The Importance of Improving the Decision-Making Process
Nowadays, it becomes increasingly clear for managers that the task of improving the organization’s performance can no longer be addressed within the context of a conventional management paradigm, which implies that the managerial decision-making process cannot be discussed in terms of a ‘thing in itself’ (Bazerman & Moore, 2009).
This is the reason why, as of today, it became a commonplace practice among managers not only to be concerned with increasing the efficiency of the organization’s performance per se, but also with adopting a new outlook on what should be considered a circumstantially appropriate approach towards ensuring a high-quality management, on their part.
The validity of this statement can be well illustrated in regards to the managerial paradigm, adopted by Microsoft Corporation. For example, unlike what it continues to be the case in many other commercial organizations, Microsoft’s employees are not being ‘supervised’, in the traditional sense of this word.
Instead, they are being provided with an opportunity to plan their working schedules on their own, without having to remain thoroughly observant of the company’s corporate rules and regulations (Klein, Schmeling & Blanck, 2005).As a result, Microsoft continues to be considered one of the world’s most successful commercial enterprises.

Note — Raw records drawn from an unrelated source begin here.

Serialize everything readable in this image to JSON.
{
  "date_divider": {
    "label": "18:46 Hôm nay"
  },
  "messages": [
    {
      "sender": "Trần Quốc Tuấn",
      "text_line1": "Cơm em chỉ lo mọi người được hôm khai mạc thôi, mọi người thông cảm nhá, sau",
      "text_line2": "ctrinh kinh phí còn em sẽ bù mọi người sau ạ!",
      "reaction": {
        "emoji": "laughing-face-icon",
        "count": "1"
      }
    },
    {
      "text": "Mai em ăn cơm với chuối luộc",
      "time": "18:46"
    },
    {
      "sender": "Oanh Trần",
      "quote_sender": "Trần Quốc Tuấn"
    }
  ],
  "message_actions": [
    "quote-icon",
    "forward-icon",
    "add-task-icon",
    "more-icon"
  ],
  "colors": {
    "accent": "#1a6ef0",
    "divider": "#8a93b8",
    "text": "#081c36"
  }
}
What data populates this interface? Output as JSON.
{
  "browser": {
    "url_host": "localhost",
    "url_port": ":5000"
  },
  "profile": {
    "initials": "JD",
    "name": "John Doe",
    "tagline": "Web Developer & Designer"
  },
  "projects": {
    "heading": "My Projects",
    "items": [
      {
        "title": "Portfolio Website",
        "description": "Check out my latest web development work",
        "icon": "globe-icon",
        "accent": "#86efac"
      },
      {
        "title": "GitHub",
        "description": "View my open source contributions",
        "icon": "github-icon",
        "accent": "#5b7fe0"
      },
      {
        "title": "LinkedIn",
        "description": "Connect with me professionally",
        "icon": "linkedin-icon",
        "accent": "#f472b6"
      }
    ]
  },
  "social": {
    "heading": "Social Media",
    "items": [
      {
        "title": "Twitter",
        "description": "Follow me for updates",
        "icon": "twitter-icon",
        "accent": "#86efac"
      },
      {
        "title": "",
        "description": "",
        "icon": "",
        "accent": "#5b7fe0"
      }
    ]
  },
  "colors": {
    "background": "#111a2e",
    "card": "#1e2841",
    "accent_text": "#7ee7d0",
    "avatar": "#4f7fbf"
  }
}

Apparently, the company’s top officials are being aware of observing the ‘understand biases in others’ managerial principle. This is why, instead of striving to ensure the employees’ ‘compliance’ with the applied rules and regulations, Microsoft’s managers instead aim at creating objective preconditions for workers to be ‘accommodated’ with the company’s corporate values. In its turn, this implies the company officials’ awareness of the so-called Soft Systems Methodology (SSM) of management, which stresses out the importance of adopting a proper approach towards the very process of how managerial decisions are being made (Checkland, 2000).
The Organization Benefits From the Use of the Decision-Improvement Strategy
When it comes to ensuring the effectiveness of a managerial process, it is also crucially important for employers to provide employees with an opportunity to have their work-related opinions/recommendations to be taken into consideration by their immediate superiors. The reason for this is apparent – maintaining the integrity of the applied feedback and listening strategies is an integral part of increasing the extent of the organization’s operating competitiveness (O’Rourke, 2013). The consequential phases of my personal listening strategy can be outlined as follows:
- Encouraging employees to elaborate on what they consider represents a proper approach towards improving a particular aspect of the organization’s performance.
- Identifying a common theme of employees’ elaborations, in this respect.
- Identifying cultural/cognitive factors, which affected the manner in which employees provided their feedback.
- Presenting employees with guidelines, as to how they may go about ensuring their emotional comfortableness with the suggested transformation-plan, which in turn is supposed to increase the extent of their workplace-accommodation.
I believe that, as a manager, I will succeed in implementing the earlier mentioned strategy. The rationale behind this suggestion is based upon what I consider the specifics of my listening habits:
- I always assume that employees are able to expose a new discursive dimension to just about every discussed subject matter, concerned with increasing the effectiveness of the organization’s performance.
- I believe in the beneficence of a free flow opinions between managers, on the one hand, and employees, on the other.
- I adhere to the idea that multicultural workplaces cannot be managed in the ‘authoritarian’ (euro-centric) manner.
References
Bazerman, M. & Moore, D. (2009). Judgment in managerial decision making (7th ed.). Hoboken, NJ: Wiley Publications.
Checkland, P. (2000). Soft systems methodology: A thirty year retrospective. Systems Research and Behavioral Science, 17 (3), 11-58.
Klein, D., Schmeling, J. & Blanck, P. (2005). Emerging technologies and corporate culture at Microsoft: a methodological note. Behavioral Sciences & the Law, 23 (1), 65-96.
O’Rourke, J. (2013). Management communication: A case-analysis approach (5th ed.). Upper Saddle River, NJ: Pearson Education, Inc.